How to Empathise – and build relationships
Last week we took a deep dive (see, marketing speak, I can’t even help myself. I’ve been listening to too many American podcasts) into how listening to your target audience can boost your business.
This week, we’re moving onto my youth work superpower #2: Empathising
Now, let’s get the important things out of the way before we get started: I am British, so unless I am writing for an American business (which I do frequently) my empathising happens with an “s” and not a “z”. If this offends you then may I politely (and very British-ly) ask you to have a quiet word with yourself.
Excellent, you’re back! Doesn’t that feel better?
The dictionary definition of empathy is…not going to help us here. Sorry. Empathy isn’t about dictionary definitions. It’s not about your head, it’s about your heart. You need to make an emotional connection. Here are some ways of building that connection:
Don’t make assumptions
Everyone is different. Just because you think one way doesn’t mean everyone else will too. This also means that the business tool of creating your perfect customer avatar will only take you so far.
It also means that the way you think about your product or service isn’t the way anyone else thinks about it. Seriously, no- one in the world thinks about it as you do. You can’t assume that when they look at your offer they’ll understand exactly how much it can benefit them. You can’t assume that they will care about the particularly beautiful colour green that you spent 3 days combing the Pantone website for.
You need to start from where they are in relation to what you’re selling. Because your perspective isn’t helpful: you’ve poured your heart and soul into your business for countless hours. They’ve scanned a Facebook ad and have ended up on your landing page. You need to do a lot more work to convince them it’s what they need.
Pay attention to feedback
We talked about the power of listening last week, but listening is no good unless you’re paying attention. One of the most powerful things you can give another human being is validation that their pain matters. It might seem a little trivial to apply this to copywriting. After all, surely I’m just trying to sell people stuff?
Well, not really. As businesses we try to solve people’s problems. We listen to their pain, and we acknowledge that it matters, and then we show them a solution (if we have it). That’s not trivial at all.
So, if your customers have given you feedback (or given someone else feedback about you) then you can’t just brush it off. Their experience, their pain matters. And it should make a difference to your products and your messaging.
Put yourself in their shoes
Oh my goodness this phrase has been overused. “Walk a mile in someone else’s shoes before you judge them…” blah, blah, blah. The problem with that is that you’re a mile away and they have no shoes!
I jest, and I’m pretty sure I’ve unwittingly stolen that from some comedian, but it makes a good point!
If you’re putting yourself in someone else’s shoes then you’re still you. So, as a youth worker I learnt that this is more than working out how you would feel in a situation. You have to work out how they feel in that situation. And to do that you need to know them.
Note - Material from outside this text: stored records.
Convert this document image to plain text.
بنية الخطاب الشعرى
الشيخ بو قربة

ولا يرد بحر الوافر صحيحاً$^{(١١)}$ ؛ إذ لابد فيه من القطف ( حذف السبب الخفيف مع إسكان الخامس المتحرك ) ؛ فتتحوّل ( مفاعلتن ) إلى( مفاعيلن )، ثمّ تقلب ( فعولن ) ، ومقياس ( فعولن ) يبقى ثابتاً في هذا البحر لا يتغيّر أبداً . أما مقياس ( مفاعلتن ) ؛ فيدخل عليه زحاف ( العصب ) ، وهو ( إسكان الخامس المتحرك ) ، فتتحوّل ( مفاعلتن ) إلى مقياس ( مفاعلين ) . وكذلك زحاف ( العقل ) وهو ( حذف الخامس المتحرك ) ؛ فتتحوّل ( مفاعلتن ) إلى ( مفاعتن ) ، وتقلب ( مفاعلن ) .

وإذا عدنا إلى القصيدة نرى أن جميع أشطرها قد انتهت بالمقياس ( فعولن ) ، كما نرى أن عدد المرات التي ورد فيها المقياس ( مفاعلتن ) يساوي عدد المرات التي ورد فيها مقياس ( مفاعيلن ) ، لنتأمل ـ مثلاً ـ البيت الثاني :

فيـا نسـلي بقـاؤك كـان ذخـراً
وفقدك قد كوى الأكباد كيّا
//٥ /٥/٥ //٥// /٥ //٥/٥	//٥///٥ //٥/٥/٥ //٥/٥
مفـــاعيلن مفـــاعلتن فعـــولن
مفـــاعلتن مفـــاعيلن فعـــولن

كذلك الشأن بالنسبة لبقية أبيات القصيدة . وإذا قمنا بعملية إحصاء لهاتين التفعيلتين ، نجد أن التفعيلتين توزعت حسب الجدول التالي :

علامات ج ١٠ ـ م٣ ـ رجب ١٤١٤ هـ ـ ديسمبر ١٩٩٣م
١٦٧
You have to put yourself in their brain (which is not quite as compelling, or family-friendly an image now I come to think of it).
Understand them
While you need to remember that each of your customers is an individual, and not a generic avatar, you need to try to get to know them as much as you can. Figure out their wants and needs. Work out what they’re seeing as they go about their lives and who they’re listening to. Discover their pain points, their motivations, and what they care about.
Research is your best friend in this situation (and you can find out more about how to do it effectively here), an educated guess isn’t going to cut it. If you’re going to bother at all, then you need to reach out to your audience in an authentic way. Empathy doesn’t work if you’re phoning it in. No one wants to tell their problems to someone who is half-listening while making notes and wondering what clever name to give their customer avatar when they get back to the office.
Serve, solve and then sell
If you want to build an authentic relationship with your audience, one that creates loyal customers and loud advocates who trust you and your expertise, then you’ll be pleased to know that I have an easy-to-remember formula. And you need to check them off in the right order.
The first thing you should aim to do is to serve. When you’re beginning the relationship you need to offer something helpful, something useful. Focus on helping your customer. Whether you do this by pointing them in the direction of useful resources, giving them real value in your lead magnet, or offering them a community of like-minded people is up to you. But your first thought should be to give.
Your second thought? Solve. How can you help them solve the problems that you have discovered and validated? Maybe it’s your product or service? Or maybe its a tip that you used to solve a similar problem in the past.
Only when you’ve thought about serving your customers and solving their problems should you be moving on to selling them something. Unless the cheesy used-car salesman thing is what you’re going for, these previous two steps establish trust and your own expertise, as well as reassuring them that you aren’t trying to take them for a ride. You care about them as a person, not just as a credit card with legs.
And there we come to the root of why empathy is such a genius ingredient in business:
It’s about being human and recognising someone else’s humanity.
…and I’m going to spell recognising with an s too, so you’ll need to make your peace with that.